The Middle East’s starts and stops towards progressive reform have much to do with the interference of outside interests, says Brand.

“All kinds of external players become involved, either directly militarily or through the funding of military groups,” says Brand. “State actors, non-state actors, wealthy individuals, interference from the United States Gulf Arab States intervention, Turkish intervention, Russian intervention. There’s this massive intervention of diverse forces with all kinds of different interests.”

Meaningful political reform is often opposed by many of those doing the intervening. The success of a democratic movement in one country may encourage its spread to other nations, like Saudi Arabia, where a totalitarian monarchy maintains a tight grasp on power.

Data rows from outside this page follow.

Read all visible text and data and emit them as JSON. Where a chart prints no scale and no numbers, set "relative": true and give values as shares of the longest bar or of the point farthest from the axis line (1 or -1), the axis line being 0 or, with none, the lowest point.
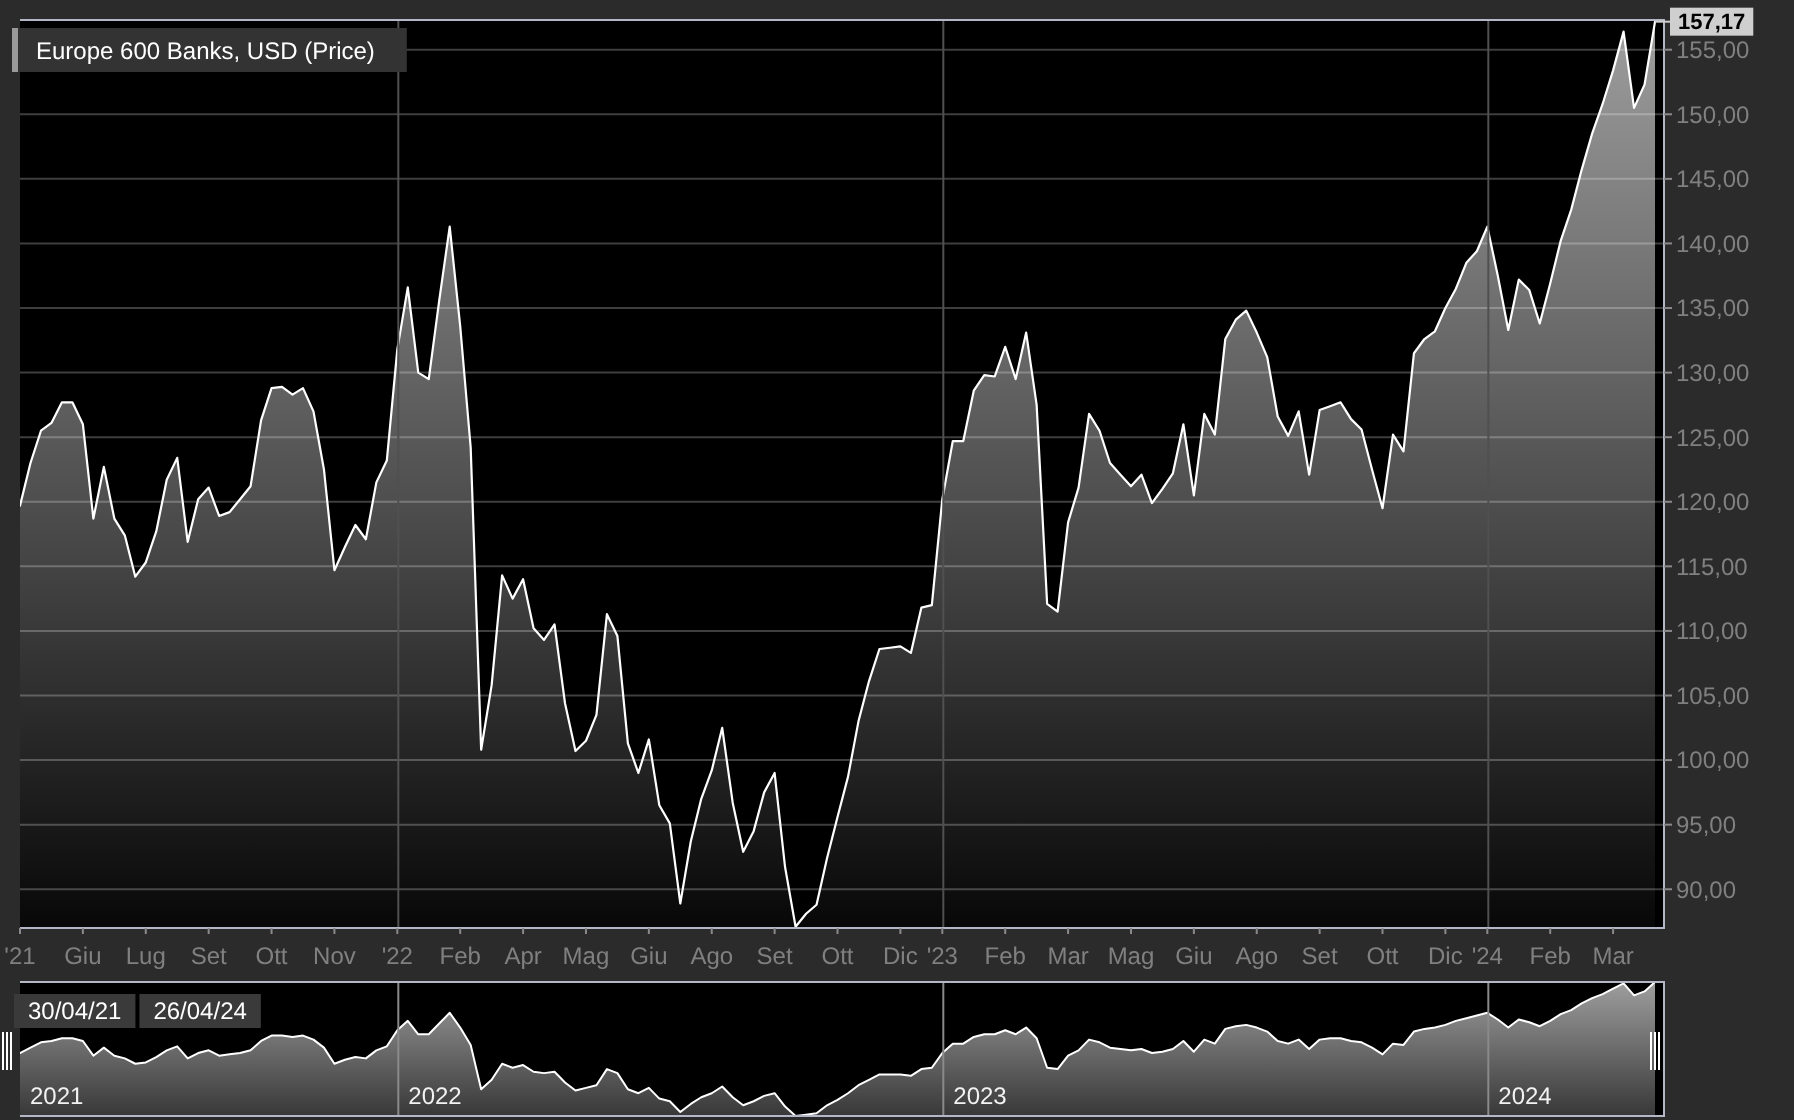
{
  "chart_data": [
    {
      "type": "area",
      "title": "Europe 600 Banks, USD (Price)",
      "x": [
        "2021-04-30",
        "2021-05-07",
        "2021-05-14",
        "2021-05-21",
        "2021-05-28",
        "2021-06-04",
        "2021-06-11",
        "2021-06-18",
        "2021-06-25",
        "2021-07-02",
        "2021-07-09",
        "2021-07-16",
        "2021-07-23",
        "2021-07-30",
        "2021-08-06",
        "2021-08-13",
        "2021-08-20",
        "2021-08-27",
        "2021-09-03",
        "2021-09-10",
        "2021-09-17",
        "2021-09-24",
        "2021-10-01",
        "2021-10-08",
        "2021-10-15",
        "2021-10-22",
        "2021-10-29",
        "2021-11-05",
        "2021-11-12",
        "2021-11-19",
        "2021-11-26",
        "2021-12-03",
        "2021-12-10",
        "2021-12-17",
        "2021-12-24",
        "2021-12-31",
        "2022-01-07",
        "2022-01-14",
        "2022-01-21",
        "2022-01-28",
        "2022-02-04",
        "2022-02-11",
        "2022-02-18",
        "2022-02-25",
        "2022-03-04",
        "2022-03-11",
        "2022-03-18",
        "2022-03-25",
        "2022-04-01",
        "2022-04-08",
        "2022-04-15",
        "2022-04-22",
        "2022-04-29",
        "2022-05-06",
        "2022-05-13",
        "2022-05-20",
        "2022-05-27",
        "2022-06-03",
        "2022-06-10",
        "2022-06-17",
        "2022-06-24",
        "2022-07-01",
        "2022-07-08",
        "2022-07-15",
        "2022-07-22",
        "2022-07-29",
        "2022-08-05",
        "2022-08-12",
        "2022-08-19",
        "2022-08-26",
        "2022-09-02",
        "2022-09-09",
        "2022-09-16",
        "2022-09-23",
        "2022-09-30",
        "2022-10-07",
        "2022-10-14",
        "2022-10-21",
        "2022-10-28",
        "2022-11-04",
        "2022-11-11",
        "2022-11-18",
        "2022-11-25",
        "2022-12-02",
        "2022-12-09",
        "2022-12-16",
        "2022-12-23",
        "2022-12-30",
        "2023-01-06",
        "2023-01-13",
        "2023-01-20",
        "2023-01-27",
        "2023-02-03",
        "2023-02-10",
        "2023-02-17",
        "2023-02-24",
        "2023-03-03",
        "2023-03-10",
        "2023-03-17",
        "2023-03-24",
        "2023-03-31",
        "2023-04-07",
        "2023-04-14",
        "2023-04-21",
        "2023-04-28",
        "2023-05-05",
        "2023-05-12",
        "2023-05-19",
        "2023-05-26",
        "2023-06-02",
        "2023-06-09",
        "2023-06-16",
        "2023-06-23",
        "2023-06-30",
        "2023-07-07",
        "2023-07-14",
        "2023-07-21",
        "2023-07-28",
        "2023-08-04",
        "2023-08-11",
        "2023-08-18",
        "2023-08-25",
        "2023-09-01",
        "2023-09-08",
        "2023-09-15",
        "2023-09-22",
        "2023-09-29",
        "2023-10-06",
        "2023-10-13",
        "2023-10-20",
        "2023-10-27",
        "2023-11-03",
        "2023-11-10",
        "2023-11-17",
        "2023-11-24",
        "2023-12-01",
        "2023-12-08",
        "2023-12-15",
        "2023-12-22",
        "2023-12-29",
        "2024-01-05",
        "2024-01-12",
        "2024-01-19",
        "2024-01-26",
        "2024-02-02",
        "2024-02-09",
        "2024-02-16",
        "2024-02-23",
        "2024-03-01",
        "2024-03-08",
        "2024-03-15",
        "2024-03-22",
        "2024-03-29",
        "2024-04-05",
        "2024-04-12",
        "2024-04-19",
        "2024-04-26"
      ],
      "series": [
        {
          "color": "#ffffff",
          "values": [
            119.7,
            123.0,
            125.5,
            126.1,
            127.7,
            127.7,
            126.0,
            118.7,
            122.7,
            118.7,
            117.4,
            114.2,
            115.3,
            117.7,
            121.7,
            123.4,
            116.9,
            120.2,
            121.1,
            118.9,
            119.2,
            120.2,
            121.2,
            126.3,
            128.8,
            128.9,
            128.3,
            128.8,
            127.0,
            122.5,
            114.7,
            116.5,
            118.2,
            117.1,
            121.5,
            123.2,
            131.8,
            136.6,
            130.0,
            129.5,
            135.6,
            141.3,
            133.6,
            124.2,
            100.8,
            105.8,
            114.3,
            112.5,
            114.0,
            110.2,
            109.3,
            110.5,
            104.4,
            100.7,
            101.5,
            103.5,
            111.3,
            109.6,
            101.3,
            99.0,
            101.6,
            96.5,
            95.1,
            88.9,
            93.7,
            97.0,
            99.2,
            102.5,
            96.7,
            92.9,
            94.5,
            97.5,
            99.0,
            91.7,
            87.1,
            88.1,
            88.8,
            92.4,
            95.6,
            98.7,
            103.0,
            106.1,
            108.6,
            108.7,
            108.8,
            108.3,
            111.8,
            112.0,
            120.2,
            124.7,
            124.7,
            128.6,
            129.8,
            129.7,
            132.0,
            129.5,
            133.1,
            127.5,
            112.1,
            111.5,
            118.4,
            121.1,
            126.8,
            125.5,
            123.0,
            122.1,
            121.2,
            122.1,
            119.9,
            121.0,
            122.2,
            126.0,
            120.5,
            126.8,
            125.2,
            132.6,
            134.1,
            134.8,
            133.1,
            131.2,
            126.6,
            125.1,
            127.0,
            122.1,
            127.1,
            127.4,
            127.7,
            126.4,
            125.6,
            122.5,
            119.5,
            125.2,
            123.9,
            131.5,
            132.6,
            133.2,
            135.0,
            136.5,
            138.5,
            139.4,
            141.3,
            137.5,
            133.3,
            137.2,
            136.4,
            133.8,
            136.9,
            140.2,
            142.6,
            145.7,
            148.5,
            150.8,
            153.4,
            156.4,
            150.5,
            152.3,
            157.17
          ]
        }
      ],
      "xlim": [
        "2021-04-30",
        "2024-05-02"
      ],
      "xticks": [
        {
          "value": "2021-04-30",
          "label": "'21"
        },
        {
          "value": "2021-06-11",
          "label": "Giu"
        },
        {
          "value": "2021-07-23",
          "label": "Lug"
        },
        {
          "value": "2021-09-03",
          "label": "Set"
        },
        {
          "value": "2021-10-15",
          "label": "Ott"
        },
        {
          "value": "2021-11-26",
          "label": "Nov"
        },
        {
          "value": "2022-01-07",
          "label": "'22"
        },
        {
          "value": "2022-02-18",
          "label": "Feb"
        },
        {
          "value": "2022-04-01",
          "label": "Apr"
        },
        {
          "value": "2022-05-13",
          "label": "Mag"
        },
        {
          "value": "2022-06-24",
          "label": "Giu"
        },
        {
          "value": "2022-08-05",
          "label": "Ago"
        },
        {
          "value": "2022-09-16",
          "label": "Set"
        },
        {
          "value": "2022-10-28",
          "label": "Ott"
        },
        {
          "value": "2022-12-09",
          "label": "Dic"
        },
        {
          "value": "2023-01-06",
          "label": "'23"
        },
        {
          "value": "2023-02-17",
          "label": "Feb"
        },
        {
          "value": "2023-03-31",
          "label": "Mar"
        },
        {
          "value": "2023-05-12",
          "label": "Mag"
        },
        {
          "value": "2023-06-23",
          "label": "Giu"
        },
        {
          "value": "2023-08-04",
          "label": "Ago"
        },
        {
          "value": "2023-09-15",
          "label": "Set"
        },
        {
          "value": "2023-10-27",
          "label": "Ott"
        },
        {
          "value": "2023-12-08",
          "label": "Dic"
        },
        {
          "value": "2024-01-05",
          "label": "'24"
        },
        {
          "value": "2024-02-16",
          "label": "Feb"
        },
        {
          "value": "2024-03-29",
          "label": "Mar"
        }
      ],
      "ylim": [
        87,
        157.3
      ],
      "yticks": [
        {
          "value": 90,
          "label": "90,00"
        },
        {
          "value": 95,
          "label": "95,00"
        },
        {
          "value": 100,
          "label": "100,00"
        },
        {
          "value": 105,
          "label": "105,00"
        },
        {
          "value": 110,
          "label": "110,00"
        },
        {
          "value": 115,
          "label": "115,00"
        },
        {
          "value": 120,
          "label": "120,00"
        },
        {
          "value": 125,
          "label": "125,00"
        },
        {
          "value": 130,
          "label": "130,00"
        },
        {
          "value": 135,
          "label": "135,00"
        },
        {
          "value": 140,
          "label": "140,00"
        },
        {
          "value": 145,
          "label": "145,00"
        },
        {
          "value": 150,
          "label": "150,00"
        },
        {
          "value": 155,
          "label": "155,00"
        }
      ],
      "grid": "y",
      "ref_lines": [
        {
          "axis": "x",
          "value": "2022-01-07",
          "color": "#505050"
        },
        {
          "axis": "x",
          "value": "2023-01-06",
          "color": "#505050"
        },
        {
          "axis": "x",
          "value": "2024-01-05",
          "color": "#505050"
        }
      ],
      "annotations": [
        {
          "text": "157,17",
          "x": "2024-04-26",
          "y": 157.17
        }
      ]
    },
    {
      "type": "area",
      "relative": true,
      "x": [
        "2021-04-30",
        "2021-05-07",
        "2021-05-14",
        "2021-05-21",
        "2021-05-28",
        "2021-06-04",
        "2021-06-11",
        "2021-06-18",
        "2021-06-25",
        "2021-07-02",
        "2021-07-09",
        "2021-07-16",
        "2021-07-23",
        "2021-07-30",
        "2021-08-06",
        "2021-08-13",
        "2021-08-20",
        "2021-08-27",
        "2021-09-03",
        "2021-09-10",
        "2021-09-17",
        "2021-09-24",
        "2021-10-01",
        "2021-10-08",
        "2021-10-15",
        "2021-10-22",
        "2021-10-29",
        "2021-11-05",
        "2021-11-12",
        "2021-11-19",
        "2021-11-26",
        "2021-12-03",
        "2021-12-10",
        "2021-12-17",
        "2021-12-24",
        "2021-12-31",
        "2022-01-07",
        "2022-01-14",
        "2022-01-21",
        "2022-01-28",
        "2022-02-04",
        "2022-02-11",
        "2022-02-18",
        "2022-02-25",
        "2022-03-04",
        "2022-03-11",
        "2022-03-18",
        "2022-03-25",
        "2022-04-01",
        "2022-04-08",
        "2022-04-15",
        "2022-04-22",
        "2022-04-29",
        "2022-05-06",
        "2022-05-13",
        "2022-05-20",
        "2022-05-27",
        "2022-06-03",
        "2022-06-10",
        "2022-06-17",
        "2022-06-24",
        "2022-07-01",
        "2022-07-08",
        "2022-07-15",
        "2022-07-22",
        "2022-07-29",
        "2022-08-05",
        "2022-08-12",
        "2022-08-19",
        "2022-08-26",
        "2022-09-02",
        "2022-09-09",
        "2022-09-16",
        "2022-09-23",
        "2022-09-30",
        "2022-10-07",
        "2022-10-14",
        "2022-10-21",
        "2022-10-28",
        "2022-11-04",
        "2022-11-11",
        "2022-11-18",
        "2022-11-25",
        "2022-12-02",
        "2022-12-09",
        "2022-12-16",
        "2022-12-23",
        "2022-12-30",
        "2023-01-06",
        "2023-01-13",
        "2023-01-20",
        "2023-01-27",
        "2023-02-03",
        "2023-02-10",
        "2023-02-17",
        "2023-02-24",
        "2023-03-03",
        "2023-03-10",
        "2023-03-17",
        "2023-03-24",
        "2023-03-31",
        "2023-04-07",
        "2023-04-14",
        "2023-04-21",
        "2023-04-28",
        "2023-05-05",
        "2023-05-12",
        "2023-05-19",
        "2023-05-26",
        "2023-06-02",
        "2023-06-09",
        "2023-06-16",
        "2023-06-23",
        "2023-06-30",
        "2023-07-07",
        "2023-07-14",
        "2023-07-21",
        "2023-07-28",
        "2023-08-04",
        "2023-08-11",
        "2023-08-18",
        "2023-08-25",
        "2023-09-01",
        "2023-09-08",
        "2023-09-15",
        "2023-09-22",
        "2023-09-29",
        "2023-10-06",
        "2023-10-13",
        "2023-10-20",
        "2023-10-27",
        "2023-11-03",
        "2023-11-10",
        "2023-11-17",
        "2023-11-24",
        "2023-12-01",
        "2023-12-08",
        "2023-12-15",
        "2023-12-22",
        "2023-12-29",
        "2024-01-05",
        "2024-01-12",
        "2024-01-19",
        "2024-01-26",
        "2024-02-02",
        "2024-02-09",
        "2024-02-16",
        "2024-02-23",
        "2024-03-01",
        "2024-03-08",
        "2024-03-15",
        "2024-03-22",
        "2024-03-29",
        "2024-04-05",
        "2024-04-12",
        "2024-04-19",
        "2024-04-26"
      ],
      "series": [
        {
          "color": "#ffffff",
          "values": [
            0.47,
            0.51,
            0.55,
            0.56,
            0.58,
            0.58,
            0.56,
            0.45,
            0.51,
            0.45,
            0.43,
            0.39,
            0.4,
            0.44,
            0.49,
            0.52,
            0.43,
            0.47,
            0.49,
            0.45,
            0.46,
            0.47,
            0.49,
            0.56,
            0.6,
            0.6,
            0.59,
            0.6,
            0.57,
            0.51,
            0.39,
            0.42,
            0.44,
            0.43,
            0.49,
            0.52,
            0.64,
            0.71,
            0.61,
            0.61,
            0.69,
            0.77,
            0.66,
            0.53,
            0.2,
            0.27,
            0.39,
            0.36,
            0.38,
            0.33,
            0.32,
            0.33,
            0.25,
            0.19,
            0.21,
            0.23,
            0.35,
            0.32,
            0.2,
            0.17,
            0.21,
            0.13,
            0.11,
            0.03,
            0.09,
            0.14,
            0.17,
            0.22,
            0.14,
            0.08,
            0.11,
            0.15,
            0.17,
            0.07,
            0,
            0.01,
            0.02,
            0.08,
            0.12,
            0.17,
            0.23,
            0.27,
            0.31,
            0.31,
            0.31,
            0.3,
            0.35,
            0.36,
            0.47,
            0.54,
            0.54,
            0.59,
            0.61,
            0.61,
            0.64,
            0.61,
            0.66,
            0.58,
            0.36,
            0.35,
            0.45,
            0.49,
            0.57,
            0.55,
            0.51,
            0.5,
            0.49,
            0.5,
            0.47,
            0.48,
            0.5,
            0.56,
            0.48,
            0.57,
            0.54,
            0.65,
            0.67,
            0.68,
            0.66,
            0.63,
            0.56,
            0.54,
            0.57,
            0.5,
            0.57,
            0.58,
            0.58,
            0.56,
            0.55,
            0.51,
            0.46,
            0.54,
            0.53,
            0.63,
            0.65,
            0.66,
            0.68,
            0.71,
            0.73,
            0.75,
            0.77,
            0.72,
            0.66,
            0.72,
            0.7,
            0.67,
            0.71,
            0.76,
            0.79,
            0.84,
            0.88,
            0.91,
            0.95,
            0.99,
            0.9,
            0.93,
            1
          ]
        }
      ],
      "xlim": [
        "2021-04-30",
        "2024-05-02"
      ],
      "ref_lines": [
        {
          "axis": "x",
          "value": "2022-01-07",
          "label": "2022",
          "color": "#8a8a8a"
        },
        {
          "axis": "x",
          "value": "2023-01-06",
          "label": "2023",
          "color": "#8a8a8a"
        },
        {
          "axis": "x",
          "value": "2024-01-05",
          "label": "2024",
          "color": "#8a8a8a"
        }
      ],
      "annotations": [
        "30/04/21",
        "26/04/24",
        {
          "text": "2021",
          "x": "2021-04-30",
          "y": 0
        }
      ]
    }
  ]
}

“In both the late 1980s and during the Arab Spring, there were tremendous forces brought to bear to make sure there was not a greater move towards openness,” says Brand. Slowing or reversing pro-democracy movements in the region becomes a priority for those fearful of an uprising in their own backyard.

Sabotage and squabbling

Sabotage also occurred from within. In Egypt, state-run media depicted the protestors as violent or underplayed the strength of the movements. In several countries, the internet was shut down for days to prevent protestors from organizing effectively.

Onursal Erol traveled to Istanbul in 2012 to research ongoing protests. (Photo: Courtesy of Erol Onursal.)

After the uprisings died down, official government narratives depicted protestors as puppets of foreign interests, says Onursal Erol, a postdoctoral scholar and teaching fellow in Middle East studies, who was in Istanbul the year after the Arab Spring to conduct research on the movements.

“The bureaucratic propaganda machine says that [protestors] were western agents. It wasn’t a real, organic democratic movement. They were either insidious CIA spies or naïvely playing into the hands of those spies,” says Erol. “This is all just propaganda put in place by the government of these various countries. Those years had genuine demonstrations all around the world, like the Occupy Wall Street Movement in the United States and the 15-M Movement in Spain.”

Other challenges arose from the ideological conflicts among the disparate groups that joined the revolution. The move toward democracy attracted both the devoutly religious and the secular as well as gay and lesbian activists, feminists and diverse members of the working class.

Attempting to mount a revolution with such diametrically opposed cultural groups meant in-fighting and power grabs were inevitable.

“Some participants think perhaps they were a little too naive in thinking they could be this gigantic revolutionary organism that organically came together from all sorts of different ideological backgrounds,” says Erol.

Slow revolution

Dissatisfaction with the outcome of the Arab Spring a decade later may simply be due to impatience. “This is a massive social change. Maybe 10 years isn’t enough time to fully get you where you might want to be,” says Erol.

After the first romantic and heady days of an uprising comes the slow and steady work of liberation and institution building that stretches on for years.

“It’s a daily grind of slow revolution that is endless and that is steadily increasing the sphere of liberties and emancipation,” says Erol. “Is it revolution over one night in Egypt, or is it the slow establishment of secular and Islamist Egyptians working alongside each other, together?”

Even now, the stirrings of pro-democracy protests rumble in the region. Demonstrations in Algeria have been ongoing since 2019. “I don’t know if I’d say there’s a pre-revolutionary situation, but there’s clearly a popular mobilization,” says Brand.

Lines by the Tunisian poet Abu al-Qasim al-Shabbi, which were shouted in the streets like an anthem during the Arab Spring, remain as relevant today:

“If, one day, a people desires to live, then destiny will answer their call / Night is certain to pass, and their chains will surely be broken.”